Apesar da constatação sobre a redução quantitativa da mão-de-obra assalariada na produção, o autor explica que seria verdade que um robô substitui 50 trabalhadores

por 5, se fossem mantidas as mesmas relações de produção anteriores ao processo tecnológico informacional. Em primeiro lugar, o robô “é um computador e a grande

vantagem da informática é justamente permitir a produção em massa de artefatos diferenciados” (Marques;1999:209) requeridos hoje pela demanda mais exigente. O

segundo aspecto abordado é muito pertinente: “ sai-se de uma organização industrial

que emprega ao todo 100 trabalhadores(as), 50 na fábrica e 50 no “escritório”, para uma outra organização industrial, mais flexível e supostamente mais produtiva de melhores produtos, que ao todo emprega 80 pessoas, 5 na fábrica e 75 no escritório”

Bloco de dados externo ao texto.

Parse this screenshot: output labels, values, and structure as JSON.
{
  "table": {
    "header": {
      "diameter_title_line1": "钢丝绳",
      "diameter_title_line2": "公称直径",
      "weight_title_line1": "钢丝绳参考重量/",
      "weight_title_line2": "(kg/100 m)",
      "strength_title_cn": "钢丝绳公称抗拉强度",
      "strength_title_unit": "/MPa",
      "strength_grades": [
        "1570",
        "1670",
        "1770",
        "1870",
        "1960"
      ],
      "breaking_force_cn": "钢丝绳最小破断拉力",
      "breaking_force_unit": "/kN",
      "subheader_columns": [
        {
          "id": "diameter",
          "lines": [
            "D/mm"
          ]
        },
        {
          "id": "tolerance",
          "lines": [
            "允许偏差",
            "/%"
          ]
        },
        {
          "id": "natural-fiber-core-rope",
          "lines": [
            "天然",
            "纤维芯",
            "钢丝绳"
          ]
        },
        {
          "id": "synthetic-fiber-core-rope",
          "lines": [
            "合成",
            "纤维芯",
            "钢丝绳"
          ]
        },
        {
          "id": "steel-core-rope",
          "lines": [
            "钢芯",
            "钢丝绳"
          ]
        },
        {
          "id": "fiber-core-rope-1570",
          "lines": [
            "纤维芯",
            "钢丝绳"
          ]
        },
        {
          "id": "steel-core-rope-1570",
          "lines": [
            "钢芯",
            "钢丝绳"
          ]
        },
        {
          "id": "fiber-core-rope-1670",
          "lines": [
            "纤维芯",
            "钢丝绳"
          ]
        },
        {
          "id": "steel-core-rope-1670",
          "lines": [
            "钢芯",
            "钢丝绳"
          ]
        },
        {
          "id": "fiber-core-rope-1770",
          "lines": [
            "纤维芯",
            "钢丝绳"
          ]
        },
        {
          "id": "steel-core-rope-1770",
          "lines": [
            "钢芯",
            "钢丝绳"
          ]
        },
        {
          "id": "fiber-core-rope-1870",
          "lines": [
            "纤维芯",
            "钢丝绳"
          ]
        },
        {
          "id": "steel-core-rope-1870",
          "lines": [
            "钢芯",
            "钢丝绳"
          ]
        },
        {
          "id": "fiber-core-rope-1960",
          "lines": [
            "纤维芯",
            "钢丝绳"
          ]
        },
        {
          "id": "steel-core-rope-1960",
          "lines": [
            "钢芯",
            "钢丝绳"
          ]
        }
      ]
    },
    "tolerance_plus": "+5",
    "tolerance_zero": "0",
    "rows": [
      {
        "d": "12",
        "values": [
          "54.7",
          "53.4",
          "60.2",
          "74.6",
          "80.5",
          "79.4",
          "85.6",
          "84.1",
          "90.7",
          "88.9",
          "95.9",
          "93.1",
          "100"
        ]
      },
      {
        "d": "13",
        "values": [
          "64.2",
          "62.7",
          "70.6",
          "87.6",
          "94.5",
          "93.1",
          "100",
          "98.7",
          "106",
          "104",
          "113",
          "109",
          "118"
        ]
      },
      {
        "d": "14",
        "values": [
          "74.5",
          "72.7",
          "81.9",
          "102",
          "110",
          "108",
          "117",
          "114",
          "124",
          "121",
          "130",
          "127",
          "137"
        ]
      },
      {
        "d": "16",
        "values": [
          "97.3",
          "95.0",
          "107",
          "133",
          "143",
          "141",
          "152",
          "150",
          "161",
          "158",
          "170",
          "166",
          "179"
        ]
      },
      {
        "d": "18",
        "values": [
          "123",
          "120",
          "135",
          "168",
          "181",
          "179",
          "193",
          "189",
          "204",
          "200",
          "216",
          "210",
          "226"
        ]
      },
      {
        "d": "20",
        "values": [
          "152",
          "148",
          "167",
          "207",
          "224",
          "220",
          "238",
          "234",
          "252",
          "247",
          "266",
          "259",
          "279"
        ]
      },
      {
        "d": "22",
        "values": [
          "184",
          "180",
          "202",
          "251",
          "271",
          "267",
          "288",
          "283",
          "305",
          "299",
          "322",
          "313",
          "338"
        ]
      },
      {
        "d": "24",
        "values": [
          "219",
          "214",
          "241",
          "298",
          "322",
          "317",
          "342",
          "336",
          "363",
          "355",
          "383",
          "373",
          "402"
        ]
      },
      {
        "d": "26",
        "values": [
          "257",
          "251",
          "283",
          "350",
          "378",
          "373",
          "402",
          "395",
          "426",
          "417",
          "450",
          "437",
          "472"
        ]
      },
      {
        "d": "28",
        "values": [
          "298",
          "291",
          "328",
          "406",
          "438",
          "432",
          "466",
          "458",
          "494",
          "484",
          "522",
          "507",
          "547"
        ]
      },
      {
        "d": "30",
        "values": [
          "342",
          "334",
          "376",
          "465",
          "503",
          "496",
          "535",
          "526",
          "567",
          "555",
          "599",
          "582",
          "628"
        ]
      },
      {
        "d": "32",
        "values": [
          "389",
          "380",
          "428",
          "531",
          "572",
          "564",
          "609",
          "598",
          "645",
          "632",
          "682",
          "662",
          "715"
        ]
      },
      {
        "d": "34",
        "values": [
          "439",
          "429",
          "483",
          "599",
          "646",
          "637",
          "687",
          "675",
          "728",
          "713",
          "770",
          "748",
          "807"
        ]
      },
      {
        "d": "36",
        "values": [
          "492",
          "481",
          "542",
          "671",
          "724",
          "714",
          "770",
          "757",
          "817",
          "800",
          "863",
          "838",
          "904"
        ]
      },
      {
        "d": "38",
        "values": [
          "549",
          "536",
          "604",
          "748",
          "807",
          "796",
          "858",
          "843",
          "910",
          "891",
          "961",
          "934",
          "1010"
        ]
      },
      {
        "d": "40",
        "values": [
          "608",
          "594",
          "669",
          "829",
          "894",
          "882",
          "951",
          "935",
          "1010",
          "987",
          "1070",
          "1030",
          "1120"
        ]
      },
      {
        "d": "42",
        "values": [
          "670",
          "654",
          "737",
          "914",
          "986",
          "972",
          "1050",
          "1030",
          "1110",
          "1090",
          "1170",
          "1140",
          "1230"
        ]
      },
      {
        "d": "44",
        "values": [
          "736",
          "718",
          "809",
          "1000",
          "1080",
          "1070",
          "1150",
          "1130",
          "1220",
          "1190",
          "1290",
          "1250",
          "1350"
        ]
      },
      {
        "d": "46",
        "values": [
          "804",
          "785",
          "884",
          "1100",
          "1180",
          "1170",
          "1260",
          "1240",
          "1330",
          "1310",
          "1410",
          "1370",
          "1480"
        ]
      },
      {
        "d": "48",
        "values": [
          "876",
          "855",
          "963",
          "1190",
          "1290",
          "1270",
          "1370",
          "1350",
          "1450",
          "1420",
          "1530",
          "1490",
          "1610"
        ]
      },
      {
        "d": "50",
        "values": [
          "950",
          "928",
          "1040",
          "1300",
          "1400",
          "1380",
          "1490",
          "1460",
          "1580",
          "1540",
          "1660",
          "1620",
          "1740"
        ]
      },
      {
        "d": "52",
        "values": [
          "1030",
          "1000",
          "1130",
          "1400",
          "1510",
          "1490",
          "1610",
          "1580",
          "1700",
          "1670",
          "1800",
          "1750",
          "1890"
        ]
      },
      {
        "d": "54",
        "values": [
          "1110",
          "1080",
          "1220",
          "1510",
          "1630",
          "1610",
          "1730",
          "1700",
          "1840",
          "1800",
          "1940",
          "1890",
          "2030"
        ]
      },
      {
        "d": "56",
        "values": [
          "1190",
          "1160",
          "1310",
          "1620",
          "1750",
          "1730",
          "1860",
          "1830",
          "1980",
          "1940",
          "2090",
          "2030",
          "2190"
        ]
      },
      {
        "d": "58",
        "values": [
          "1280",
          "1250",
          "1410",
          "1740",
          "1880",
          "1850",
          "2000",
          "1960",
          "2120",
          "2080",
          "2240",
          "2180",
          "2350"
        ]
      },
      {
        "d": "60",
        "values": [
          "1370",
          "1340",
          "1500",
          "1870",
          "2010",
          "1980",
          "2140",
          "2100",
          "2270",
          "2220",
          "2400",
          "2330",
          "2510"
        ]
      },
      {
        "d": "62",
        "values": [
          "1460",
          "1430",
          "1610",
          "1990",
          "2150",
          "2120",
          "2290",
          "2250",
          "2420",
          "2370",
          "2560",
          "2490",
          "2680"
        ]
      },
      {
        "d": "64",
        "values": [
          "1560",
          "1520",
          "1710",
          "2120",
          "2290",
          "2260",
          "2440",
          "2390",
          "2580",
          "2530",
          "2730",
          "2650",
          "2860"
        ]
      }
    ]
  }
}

(Marques;1999:211). No entanto, o próprio autor explica que existe de fato o desemprego tecnológico. Segundo ele, no Brasil, “das 45 pessoas dispensadas na

fábrica, 25 se deslocam para o escritório e 20 não tem mais lugar nem na fábrica e nem no escritório. Os empregos destas últimas deixaram definitivamente de existir e seus números são adicionados à conta do chamado desemprego tecnológico” (Marques;

1999: 211).

Na tentativa de explicar tais mudanças, Marques postula que a economia está transnacionalizada e o processo de desnacionalização do terceiro mundo retira a oferta de trabalho da base nacional e acrescenta nos países centrais, onde estão as matrizes das grandes empresas transnacionais. Ele fornece alguns índices ilustrativos sobre essa realidade: “ considerando-se o ano de 1996, para cada milhão de dólares de venda a

Alcatel empregou 9,64 pessoas na França e 3,44 no Brasil; a Kodac empregou 8,48 pessoas nos Estados Unidos e 3,91 no Brasil (...) ” (Marques; 1999: 212/213).

Dessa forma, pode-se concluir que a economia da informação rompe o tempo- medida e faz emergir o tempo-criação, o tempo-potência, cujas virtualidades não podem mais ser reguladas e captadas pelas divisões entre “tempo e trabalho” e “tempo de vida”. O trabalho, cada vez mais, vai coincidir com a vida e não poderá ser definido segundo as categorias da divisão fábrica/sociedade, trabalho manual/trabalho intelectual. Trabalho e vida não serão mais definidos pelo econômico e pelo biológico, mas por uma nova dimensão da atividade, que requalificará o fazer humano.